We are introduced to his cramped, dirty office-cum-apartment as someone is burglarising it.


Of course it ends up being an entree for Palmer to get back into espionage.

 

This cues the Palmer series’ final hat trick of Bond alumni as we get an energetic title sequence from Maurice Binder (and Ken Adam is replaced by fellow Bond production designer Syd Cain).


If the first two Palmer movies were a reaction to the excess of James Bond, Brain is a Bond movie refracted.


The movie breaks down into three sections.

  • A somewhat confounding mission to Finland 

  • A hyperkinetic detour to Texas

  • A surreal remake of the ice battle from Alexander Nevsky 


Of all the Palmer movies, this one is the most misshapen. Caine is on record saying director Ken Russell was out of his element with the genre, and it feels like it.


The movie  is at its most alive in the bric-a-brac of the locations - Palmer’s dingey apartment/office, the flurried excitement of the anti-communists at lunch. 

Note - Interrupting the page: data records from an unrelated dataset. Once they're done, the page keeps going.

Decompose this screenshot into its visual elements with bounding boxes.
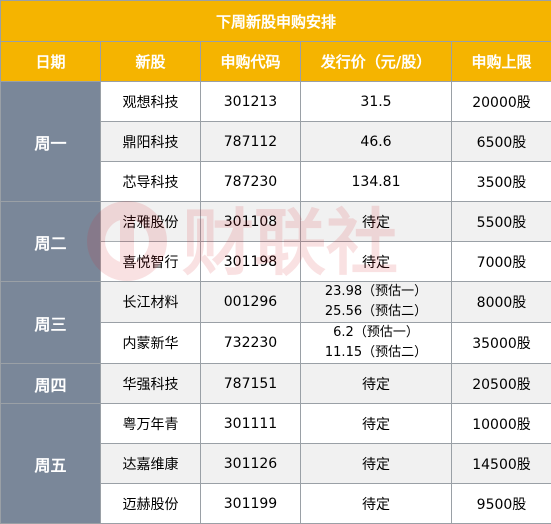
stock-price: 待定 <box>301 404 452 444</box>
stock-limit: 5500股 <box>452 202 551 242</box>
stock-price: 6.2（预估一） 11.15（预估二） <box>301 323 452 364</box>
stock-name: 迈赫股份 <box>101 484 201 524</box>
stock-price: 46.6 <box>301 122 452 162</box>
price-estimate-1: 6.2（预估一） <box>301 323 451 343</box>
stock-name: 内蒙新华 <box>101 323 201 364</box>
stock-price: 待定 <box>301 242 452 282</box>
stock-name: 观想科技 <box>101 82 201 122</box>
day-cell-tuesday: 周二 <box>1 202 101 282</box>
stock-limit: 9500股 <box>452 484 551 524</box>
stock-limit: 35000股 <box>452 323 551 364</box>
stock-code: 001296 <box>201 282 301 323</box>
stock-limit: 8000股 <box>452 282 551 323</box>
stock-limit: 14500股 <box>452 444 551 484</box>
day-cell-monday: 周一 <box>1 82 101 202</box>
stock-limit: 3500股 <box>452 162 551 202</box>
ipo-schedule-table: 下周新股申购安排 日期 新股 申购代码 发行价（元/股） 申购上限 周一 观想科… <box>0 0 551 524</box>
day-cell-thursday: 周四 <box>1 364 101 404</box>
stock-price: 待定 <box>301 484 452 524</box>
stock-name: 鼎阳科技 <box>101 122 201 162</box>
stock-code: 301111 <box>201 404 301 444</box>
stock-name: 喜悦智行 <box>101 242 201 282</box>
stock-name: 达嘉维康 <box>101 444 201 484</box>
stock-code: 301126 <box>201 444 301 484</box>
stock-price: 待定 <box>301 444 452 484</box>
day-cell-wednesday: 周三 <box>1 282 101 364</box>
stock-code: 732230 <box>201 323 301 364</box>
stock-code: 301213 <box>201 82 301 122</box>
stock-code: 787112 <box>201 122 301 162</box>
table-title: 下周新股申购安排 <box>1 1 551 42</box>
stock-code: 301108 <box>201 202 301 242</box>
header-price: 发行价（元/股） <box>301 42 452 82</box>
stock-name: 长江材料 <box>101 282 201 323</box>
stock-limit: 6500股 <box>452 122 551 162</box>
stock-name: 华强科技 <box>101 364 201 404</box>
stock-code: 301199 <box>201 484 301 524</box>
stock-limit: 10000股 <box>452 404 551 444</box>
day-cell-friday: 周五 <box>1 404 101 524</box>
ipo-schedule-table-container: 下周新股申购安排 日期 新股 申购代码 发行价（元/股） 申购上限 周一 观想科… <box>0 0 551 522</box>
stock-code: 787230 <box>201 162 301 202</box>
stock-limit: 7000股 <box>452 242 551 282</box>
stock-name: 洁雅股份 <box>101 202 201 242</box>
stock-name: 粤万年青 <box>101 404 201 444</box>
stock-price: 待定 <box>301 364 452 404</box>
stock-price: 23.98（预估一） 25.56（预估二） <box>301 282 452 323</box>
stock-code: 787151 <box>201 364 301 404</box>
price-estimate-2: 11.15（预估二） <box>301 343 451 363</box>
price-estimate-2: 25.56（预估二） <box>301 302 451 322</box>
stock-price: 待定 <box>301 202 452 242</box>
stock-price: 134.81 <box>301 162 452 202</box>
stock-limit: 20500股 <box>452 364 551 404</box>
stock-price: 31.5 <box>301 82 452 122</box>
header-stock: 新股 <box>101 42 201 82</box>
stock-name: 芯导科技 <box>101 162 201 202</box>
price-estimate-1: 23.98（预估一） <box>301 282 451 302</box>
stock-limit: 20000股 <box>452 82 551 122</box>
header-date: 日期 <box>1 42 101 82</box>
stock-code: 301198 <box>201 242 301 282</box>
header-limit: 申购上限 <box>452 42 551 82</box>
header-code: 申购代码 <box>201 42 301 82</box>
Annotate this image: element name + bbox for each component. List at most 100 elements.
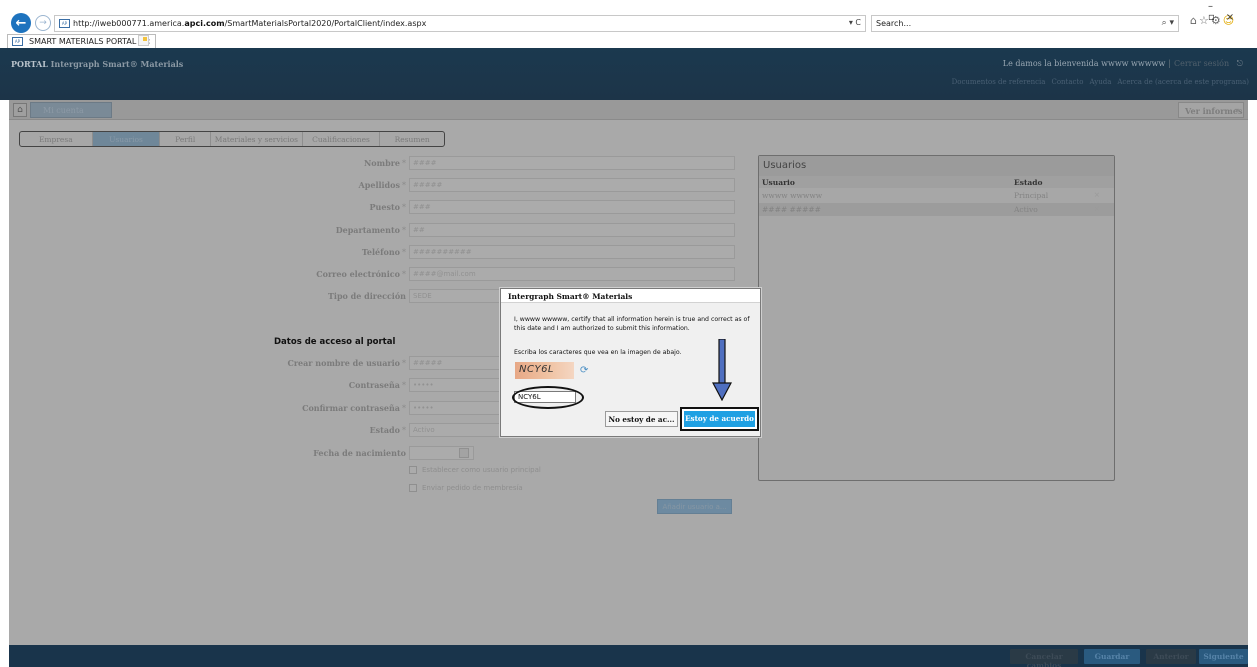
separator: | (1168, 59, 1171, 68)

These moments are lost in the morass as the movie plods through the various trails of Palmer’s mission.


And then the movie heads to​​ Texas, and Midwinter’s compound, and the movie gains a centre.


Midwinter’s rally, filled with anti-communism, the Bible and pure megalomania, feels sadly evergreen. 


The editing becomes expressionistic, cutting rapidly between Begley’s sweaty screaming face, Communist posters and other paraphernalia burning in fires, and Midwinter’s supporters marching around.


At no point does it feel like Midwinter’s plan will succeed. The tension comes from whether our heroes will be stuck when it all goes to hell.


If Harry Palmer felt like a minor player in Funeral, he is basically a bystander in Billion Dollar Brain. He accomplishes little other than to bear witness to the follies of the film’s doomed antagonists.


Caine appears to be on autopilot, but his role is so peripheral it almost feels like a choice.

  

Thankfully, the rest of the cast take up the space he gives up.


Ed Begley is hilarious as the deranged billionaire Midwinter, and Oscar Homolka makes a welcome return as Colonel Stock.


Billion Dollar Brain is a strange conclusion to the trilogy - it would be like if the first two Jason Bourne movies were followed by Octopussy. Some purists might blanche at its eccentricity, but that singularity ends up being its strength.